Spring-boot: Consider using RFC 7807 problem details for error responses

My two cents regarding JSON errors in general: in basically every project using Spring Boot for HTTP services, and a JavaScript framework (such as Angular or Vue), I always need to customize the JSON error sent by Spring Boot in order to

• allow the client to distinguish between unexpected errors, that shouldn't happen if the client is correctly implemented (such as forgetting to provide a required input), and expected ones that must be handled in a specific way by the client (such as providing a value that only the server can check as invalid, like a duplicate identifier or a multipart file with invalid data)
• allow the client to get an error key, used to display an i18ned error message (the i18n of the error messages is done at client side, as everything else in the pages), sometimes with a map of parameter keys and values (example: { "errorKey": "error.accountBanalnceTooLow", errorParams: { "currentBalance": 100 } })

I haven't read the RFC very carefully yet, but if Spring Boot could provide a standard way to support this common (in my experience) need, it would be great. Or at least not lose the possibility to do it ourselves, and maybe document what the best strategy is to do it by respecting the standard.

I like to map exceptions to rfc-7807 compliant bodies on the server side and/or back to exceptions on the client side (note: they don't have to be the same exception, they only have to be compatible). I defined an API and wrote an implementation where you can rely on useful defaults for the fields or annotate your exceptions when you have specific requirements: https://github.com/t1/problem-details

I’ve blogged about the topic in more detail: https://blog.codecentric.de/en/2020/01/rfc-7807-problem-details-with-spring-boot-and-jax-rs/

I also created a PR for Microprofile Sandbox, as I think it should be a common standard.

I would be glad to contribute the Spring Boot implementation.

In order to make the client side feel more organic, maybe we would need to scan for all exceptions?

Any feedback (except for silence ;-) is welcome!

Yes agreed. A spring implementation of rfc 7807 would be great!

Currently I'm looking into error handling in Spring Boot applications and found RFC 7807 to be very interesting. I like that by default it allows me to give meaningful and helpful Problem responses while hiding implementation details like stacktraces or class names for advanced security.

So I would also welcome this in Spring (Boot).

@t1 thank you for the detailed and practical article

Spring HATEOAS provides basic support for RFC-7807 since 1.1, see spring-projects/spring-hateoas#1057 and the relevant chapter of reference manual.

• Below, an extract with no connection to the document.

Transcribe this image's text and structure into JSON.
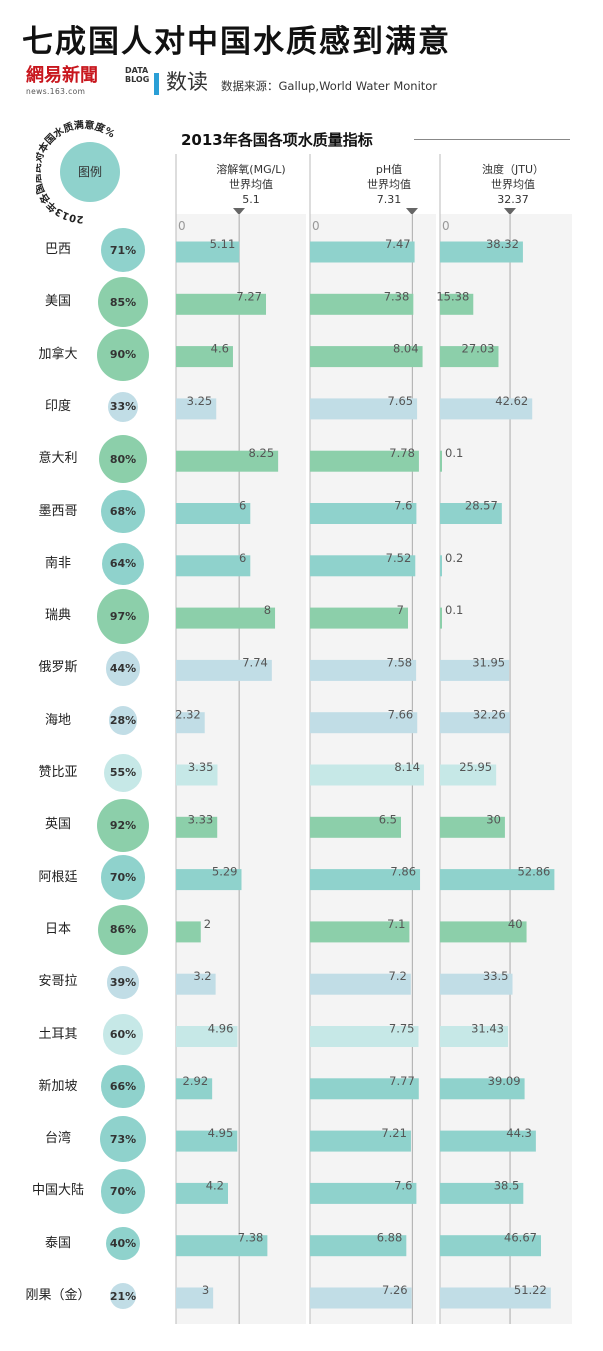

Now, this might not mean too much for Spring (Boot) users that don't use Spring HATEOAS, but since RFC-7807 is IMO a generally very useful spec, I wonder whether this basic support could be moved to Spring Framework proper? Because it is something that has a clear use even without the involvement of Spring HATEOAS and/or Spring Boot. Both could then leverage the Framework support and build their own extended support on top of it. WDYT @bclozel and @gregturn?

Also, seeing this was twice marked as for: team-attention, could Spring Boot team share outcome of those discussions?

@vpavic I don't think there really was an outcome from the team discussions. We probably flagged it to discuss how easy it would be to get it into a release, but ultimately decided to prioritize other issues.

Naturally I’d favor this. At least the domain types from Spring HATEOAS could be moved, giving universal access to them.

But we’d need agreement between Framework and Boot on this approach.

Also timing will be a bit tricky given that we're not expecting a Framework 5.4 release.

Building the response Problem object by hand looks like a lot of boiler plate code to me. I think throwing a specific business exception and have that automatically mapped to a reasonable problem detail by default (with some annotations for specialization) is much easier, esp. if this also _works on the client side_! (for more details take a look at my blog mentioned above).